- Based on: Characters created by Kevin Eastman; Peter Laird;
- Written by: Brandon Auman
- Directed by: Glen Murakami
- Starring: Seth Green; Sean Astin; Greg Cipes; Rob Paulsen; Fred Tatasciore; J.B. Smoove; Kate Mulgrew; Eric Bauza;
- Music by: Sebastian Evans II
- Country of origin: United States
- Original language: English

Production
- Running time: 44 minutes
- Production company: Nickelodeon Animation Studios

Original release
- Network: Nickelodeon
- Release: November 22, 2015

= Half-Shell Heroes: Blast to the Past =

Half-Shell Heroes: Blast to the Past is a 2015 animated television special that is a spin-off of the 2012 Teenage Mutant Ninja Turtles series. Based on the kid-friendly Half-Shell Heroes action figure line that was launched by Playmates Toys, it was directed by Glen Murakami and written by Brandon Auman.

In the special, the Turtles are transported back to the Cretaceous period by an ancient meteorite and must get back to their own time, while fending off would-be predators and a faction of the Triceraton Army. It premiered on Nickelodeon on November 22, 2015 and was watched by by 1.41 million viewers.

==Synopsis==
In the special, the Ninja Turtles are accidentally transported back to the Cretaceous period by an ancient meteorite and must work together with Bebop and Rocksteady (along with some newly befriended dinosaur allies) to get back to their own time, while simultaneously fending off would-be predators and a faction of the Triceraton Army led by General Zera, coming to prehistoric Earth.

==Cast==
- Seth Green as Leonardo
- Sean Astin as Raphael
- Greg Cipes as Michelangelo
- Rob Paulsen as Donatello and Triceraton Lieutenant
- Fred Tatasciore as Rocksteady
- J.B. Smoove as Bebop
- Kate Mulgrew as General Zera
- Eric Bauza as Tiger Claw, Triceraton Soldier # 2, Triceraton # 3, and Guard #1

==Announcement and release==
In July 2015, it was announced that Nickelodeon would air one-hour special and spin-off of the 2012 Teenage Mutant Ninja Turtles series titled, Half-Shell Heroes: Blast to the Past. Unlike the series which is produced in 3D computer-animation, the special is 2D-animated and was produced to coincide with Playmates Toys' dinosaur Turtles toyline.

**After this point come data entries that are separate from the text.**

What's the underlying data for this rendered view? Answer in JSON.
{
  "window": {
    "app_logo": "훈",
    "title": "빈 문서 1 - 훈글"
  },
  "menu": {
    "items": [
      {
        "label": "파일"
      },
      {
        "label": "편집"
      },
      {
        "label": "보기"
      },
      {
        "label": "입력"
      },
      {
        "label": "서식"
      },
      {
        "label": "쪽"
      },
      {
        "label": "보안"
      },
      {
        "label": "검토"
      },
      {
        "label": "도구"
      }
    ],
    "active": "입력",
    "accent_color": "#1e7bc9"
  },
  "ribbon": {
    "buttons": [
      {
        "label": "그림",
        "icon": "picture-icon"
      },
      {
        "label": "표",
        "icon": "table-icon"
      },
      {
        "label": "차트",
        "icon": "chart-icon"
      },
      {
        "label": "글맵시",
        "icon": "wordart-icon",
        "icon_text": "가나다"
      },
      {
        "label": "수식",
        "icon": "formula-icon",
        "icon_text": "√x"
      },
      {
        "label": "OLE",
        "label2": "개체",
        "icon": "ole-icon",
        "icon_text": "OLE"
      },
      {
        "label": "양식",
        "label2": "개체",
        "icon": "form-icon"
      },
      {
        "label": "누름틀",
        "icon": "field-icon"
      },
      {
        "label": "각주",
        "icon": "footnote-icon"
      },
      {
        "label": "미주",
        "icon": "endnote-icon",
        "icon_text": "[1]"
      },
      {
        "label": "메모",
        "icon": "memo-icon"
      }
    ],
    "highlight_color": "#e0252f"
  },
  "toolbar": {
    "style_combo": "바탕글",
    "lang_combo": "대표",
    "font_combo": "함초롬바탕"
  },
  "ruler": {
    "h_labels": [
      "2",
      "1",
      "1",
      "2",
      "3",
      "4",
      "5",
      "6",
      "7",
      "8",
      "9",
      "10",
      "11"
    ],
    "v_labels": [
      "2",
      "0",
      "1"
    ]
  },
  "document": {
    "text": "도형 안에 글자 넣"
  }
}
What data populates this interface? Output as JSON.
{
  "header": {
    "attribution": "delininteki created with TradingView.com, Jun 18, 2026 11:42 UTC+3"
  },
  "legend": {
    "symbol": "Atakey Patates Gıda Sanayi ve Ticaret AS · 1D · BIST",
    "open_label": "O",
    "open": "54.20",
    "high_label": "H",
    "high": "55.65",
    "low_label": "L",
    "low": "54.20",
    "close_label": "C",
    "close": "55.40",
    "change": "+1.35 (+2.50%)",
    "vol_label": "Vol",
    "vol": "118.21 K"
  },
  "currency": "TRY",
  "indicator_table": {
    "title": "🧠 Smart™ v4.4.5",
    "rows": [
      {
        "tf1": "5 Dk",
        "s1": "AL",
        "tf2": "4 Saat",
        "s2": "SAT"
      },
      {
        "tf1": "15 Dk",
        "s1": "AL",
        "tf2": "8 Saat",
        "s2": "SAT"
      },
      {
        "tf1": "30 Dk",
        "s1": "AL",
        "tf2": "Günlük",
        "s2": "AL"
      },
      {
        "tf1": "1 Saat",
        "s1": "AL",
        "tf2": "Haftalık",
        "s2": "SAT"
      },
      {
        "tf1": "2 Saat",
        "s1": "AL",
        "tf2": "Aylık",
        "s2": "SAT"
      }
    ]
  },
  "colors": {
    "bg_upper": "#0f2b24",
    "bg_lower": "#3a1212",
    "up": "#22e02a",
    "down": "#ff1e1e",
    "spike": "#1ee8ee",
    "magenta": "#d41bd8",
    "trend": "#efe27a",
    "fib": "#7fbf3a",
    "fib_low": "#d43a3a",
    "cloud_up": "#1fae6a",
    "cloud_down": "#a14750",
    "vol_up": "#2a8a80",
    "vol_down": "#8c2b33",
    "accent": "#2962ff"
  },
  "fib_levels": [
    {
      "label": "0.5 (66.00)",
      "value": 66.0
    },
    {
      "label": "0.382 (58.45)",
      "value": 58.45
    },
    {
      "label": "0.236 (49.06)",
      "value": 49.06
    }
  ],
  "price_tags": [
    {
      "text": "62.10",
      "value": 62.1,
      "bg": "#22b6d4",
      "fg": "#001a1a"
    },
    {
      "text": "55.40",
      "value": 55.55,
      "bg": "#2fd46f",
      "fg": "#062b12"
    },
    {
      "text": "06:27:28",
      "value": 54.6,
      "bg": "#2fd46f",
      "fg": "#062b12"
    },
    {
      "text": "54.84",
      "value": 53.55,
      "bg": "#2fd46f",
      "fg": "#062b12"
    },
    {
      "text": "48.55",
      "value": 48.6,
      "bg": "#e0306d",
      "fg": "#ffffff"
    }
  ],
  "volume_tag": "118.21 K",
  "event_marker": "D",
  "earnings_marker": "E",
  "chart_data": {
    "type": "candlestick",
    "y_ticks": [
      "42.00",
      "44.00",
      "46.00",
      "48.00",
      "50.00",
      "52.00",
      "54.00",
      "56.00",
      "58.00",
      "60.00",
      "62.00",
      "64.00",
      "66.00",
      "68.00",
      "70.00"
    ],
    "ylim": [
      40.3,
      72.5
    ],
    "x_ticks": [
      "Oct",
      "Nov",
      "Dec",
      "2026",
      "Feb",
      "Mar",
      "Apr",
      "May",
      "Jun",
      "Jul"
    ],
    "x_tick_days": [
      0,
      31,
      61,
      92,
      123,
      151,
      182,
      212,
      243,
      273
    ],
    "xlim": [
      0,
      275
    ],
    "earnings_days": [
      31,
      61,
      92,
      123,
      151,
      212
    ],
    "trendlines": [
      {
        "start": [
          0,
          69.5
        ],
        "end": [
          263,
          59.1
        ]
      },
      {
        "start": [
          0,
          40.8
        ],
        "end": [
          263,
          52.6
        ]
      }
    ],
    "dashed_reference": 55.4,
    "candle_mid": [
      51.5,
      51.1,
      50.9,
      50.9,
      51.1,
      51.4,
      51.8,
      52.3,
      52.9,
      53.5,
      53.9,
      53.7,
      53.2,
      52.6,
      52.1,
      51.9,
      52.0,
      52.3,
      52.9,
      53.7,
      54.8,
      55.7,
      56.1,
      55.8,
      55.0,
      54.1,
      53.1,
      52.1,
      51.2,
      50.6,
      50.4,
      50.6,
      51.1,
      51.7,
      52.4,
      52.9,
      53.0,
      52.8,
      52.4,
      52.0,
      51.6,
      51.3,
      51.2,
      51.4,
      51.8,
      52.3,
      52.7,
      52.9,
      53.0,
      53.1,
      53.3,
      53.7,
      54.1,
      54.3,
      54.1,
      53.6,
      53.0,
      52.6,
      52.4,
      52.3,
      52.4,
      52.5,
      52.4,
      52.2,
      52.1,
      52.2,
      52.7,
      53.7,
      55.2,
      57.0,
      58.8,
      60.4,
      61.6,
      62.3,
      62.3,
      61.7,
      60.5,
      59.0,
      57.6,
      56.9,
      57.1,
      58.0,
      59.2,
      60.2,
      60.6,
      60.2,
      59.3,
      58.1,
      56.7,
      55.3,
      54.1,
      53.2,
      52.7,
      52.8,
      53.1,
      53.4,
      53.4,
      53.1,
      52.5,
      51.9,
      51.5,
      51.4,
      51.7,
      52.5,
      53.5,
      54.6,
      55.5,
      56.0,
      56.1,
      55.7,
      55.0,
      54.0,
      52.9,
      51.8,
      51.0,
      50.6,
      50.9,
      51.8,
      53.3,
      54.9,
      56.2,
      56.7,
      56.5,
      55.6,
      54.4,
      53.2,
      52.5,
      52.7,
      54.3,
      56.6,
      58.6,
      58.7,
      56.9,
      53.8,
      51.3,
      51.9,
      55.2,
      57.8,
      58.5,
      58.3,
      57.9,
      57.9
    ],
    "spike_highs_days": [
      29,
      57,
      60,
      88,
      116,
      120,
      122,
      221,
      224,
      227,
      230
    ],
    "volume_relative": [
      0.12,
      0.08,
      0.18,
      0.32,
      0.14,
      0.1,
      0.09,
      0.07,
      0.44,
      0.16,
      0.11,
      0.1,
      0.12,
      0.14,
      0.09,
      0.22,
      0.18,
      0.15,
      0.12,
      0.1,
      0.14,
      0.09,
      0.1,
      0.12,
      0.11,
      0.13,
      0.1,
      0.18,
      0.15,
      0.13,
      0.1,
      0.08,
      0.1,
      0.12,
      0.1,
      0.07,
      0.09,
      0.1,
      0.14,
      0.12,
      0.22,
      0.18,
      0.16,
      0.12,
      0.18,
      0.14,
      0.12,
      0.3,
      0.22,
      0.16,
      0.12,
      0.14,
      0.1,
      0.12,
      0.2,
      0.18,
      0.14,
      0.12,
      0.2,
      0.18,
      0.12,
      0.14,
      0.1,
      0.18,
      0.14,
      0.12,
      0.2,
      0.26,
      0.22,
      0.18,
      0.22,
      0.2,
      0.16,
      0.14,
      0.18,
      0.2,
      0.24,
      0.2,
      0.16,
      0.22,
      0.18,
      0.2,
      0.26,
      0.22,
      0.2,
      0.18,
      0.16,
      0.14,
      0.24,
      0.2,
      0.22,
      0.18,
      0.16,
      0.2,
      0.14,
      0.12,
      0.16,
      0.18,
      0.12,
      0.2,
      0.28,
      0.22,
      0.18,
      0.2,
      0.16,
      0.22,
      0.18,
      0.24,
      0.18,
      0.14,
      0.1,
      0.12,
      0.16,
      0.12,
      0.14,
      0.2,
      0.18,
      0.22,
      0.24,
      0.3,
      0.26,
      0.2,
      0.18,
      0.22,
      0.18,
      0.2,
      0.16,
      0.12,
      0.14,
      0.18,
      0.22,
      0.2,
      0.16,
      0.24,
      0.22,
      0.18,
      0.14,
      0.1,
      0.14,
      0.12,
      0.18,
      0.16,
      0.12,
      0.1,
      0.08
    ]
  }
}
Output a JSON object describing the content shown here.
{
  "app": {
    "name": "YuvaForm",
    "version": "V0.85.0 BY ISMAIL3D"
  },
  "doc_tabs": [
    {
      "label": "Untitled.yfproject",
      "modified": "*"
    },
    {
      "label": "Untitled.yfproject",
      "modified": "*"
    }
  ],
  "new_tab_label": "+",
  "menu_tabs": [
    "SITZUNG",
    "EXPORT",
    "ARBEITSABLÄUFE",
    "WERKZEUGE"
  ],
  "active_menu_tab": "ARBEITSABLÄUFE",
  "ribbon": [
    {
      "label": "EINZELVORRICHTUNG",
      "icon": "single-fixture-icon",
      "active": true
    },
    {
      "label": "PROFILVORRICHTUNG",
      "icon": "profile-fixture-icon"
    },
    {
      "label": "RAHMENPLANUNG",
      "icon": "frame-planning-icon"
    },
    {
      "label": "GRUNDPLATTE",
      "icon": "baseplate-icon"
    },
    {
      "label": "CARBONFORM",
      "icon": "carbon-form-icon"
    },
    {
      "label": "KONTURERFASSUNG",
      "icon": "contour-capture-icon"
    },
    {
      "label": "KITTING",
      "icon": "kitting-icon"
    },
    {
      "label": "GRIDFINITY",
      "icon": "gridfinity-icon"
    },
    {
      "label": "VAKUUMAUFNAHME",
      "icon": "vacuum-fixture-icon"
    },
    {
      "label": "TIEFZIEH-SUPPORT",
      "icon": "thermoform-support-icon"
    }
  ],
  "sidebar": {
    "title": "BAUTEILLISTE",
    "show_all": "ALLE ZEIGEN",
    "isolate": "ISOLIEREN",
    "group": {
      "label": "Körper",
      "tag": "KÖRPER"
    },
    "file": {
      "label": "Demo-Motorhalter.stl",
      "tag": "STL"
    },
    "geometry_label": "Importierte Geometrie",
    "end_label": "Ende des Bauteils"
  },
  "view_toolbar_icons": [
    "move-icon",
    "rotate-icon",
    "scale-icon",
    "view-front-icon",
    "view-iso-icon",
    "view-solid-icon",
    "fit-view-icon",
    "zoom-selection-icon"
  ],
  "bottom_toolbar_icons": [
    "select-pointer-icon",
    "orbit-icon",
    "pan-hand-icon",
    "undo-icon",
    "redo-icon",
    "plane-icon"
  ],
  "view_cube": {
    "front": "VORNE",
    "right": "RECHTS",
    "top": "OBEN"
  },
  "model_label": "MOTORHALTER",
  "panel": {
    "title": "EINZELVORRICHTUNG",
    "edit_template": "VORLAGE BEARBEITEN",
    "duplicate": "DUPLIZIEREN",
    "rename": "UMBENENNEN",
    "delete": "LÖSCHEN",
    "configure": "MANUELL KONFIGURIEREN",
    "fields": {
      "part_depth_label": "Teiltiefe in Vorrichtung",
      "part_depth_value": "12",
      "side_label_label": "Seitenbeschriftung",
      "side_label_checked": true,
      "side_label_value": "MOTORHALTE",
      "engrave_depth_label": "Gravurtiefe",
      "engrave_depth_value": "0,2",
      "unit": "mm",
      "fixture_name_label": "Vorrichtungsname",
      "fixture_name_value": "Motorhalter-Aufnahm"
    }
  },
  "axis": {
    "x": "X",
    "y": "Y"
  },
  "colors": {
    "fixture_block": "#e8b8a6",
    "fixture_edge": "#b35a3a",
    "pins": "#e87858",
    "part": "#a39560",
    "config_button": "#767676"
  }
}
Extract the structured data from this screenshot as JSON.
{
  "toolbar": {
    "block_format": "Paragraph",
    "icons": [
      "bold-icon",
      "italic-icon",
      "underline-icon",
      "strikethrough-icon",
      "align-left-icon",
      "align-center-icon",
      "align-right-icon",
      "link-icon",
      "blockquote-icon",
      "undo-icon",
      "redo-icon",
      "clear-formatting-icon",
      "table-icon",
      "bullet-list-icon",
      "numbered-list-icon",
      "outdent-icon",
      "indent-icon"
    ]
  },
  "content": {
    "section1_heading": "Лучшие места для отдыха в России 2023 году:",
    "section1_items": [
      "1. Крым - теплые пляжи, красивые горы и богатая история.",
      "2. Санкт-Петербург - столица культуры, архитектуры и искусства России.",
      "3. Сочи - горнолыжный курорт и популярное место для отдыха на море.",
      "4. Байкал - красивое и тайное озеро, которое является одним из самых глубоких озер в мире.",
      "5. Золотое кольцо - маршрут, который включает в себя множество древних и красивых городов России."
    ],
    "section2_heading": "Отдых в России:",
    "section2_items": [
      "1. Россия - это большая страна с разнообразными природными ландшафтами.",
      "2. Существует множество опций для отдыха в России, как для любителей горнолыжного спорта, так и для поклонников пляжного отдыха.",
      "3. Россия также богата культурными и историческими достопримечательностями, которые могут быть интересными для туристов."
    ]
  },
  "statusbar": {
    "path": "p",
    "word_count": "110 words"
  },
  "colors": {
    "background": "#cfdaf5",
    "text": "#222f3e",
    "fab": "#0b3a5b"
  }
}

The special premiered on November 22, 2015.

Random House also released a book based on the special while Playmates released new dinosaur toys in the fall to coincide with the program. The special was seen by 1.41 million viewers. It was released on DVD, through Nickelodeon and Paramount Home Media Distribution, on March 15, 2016.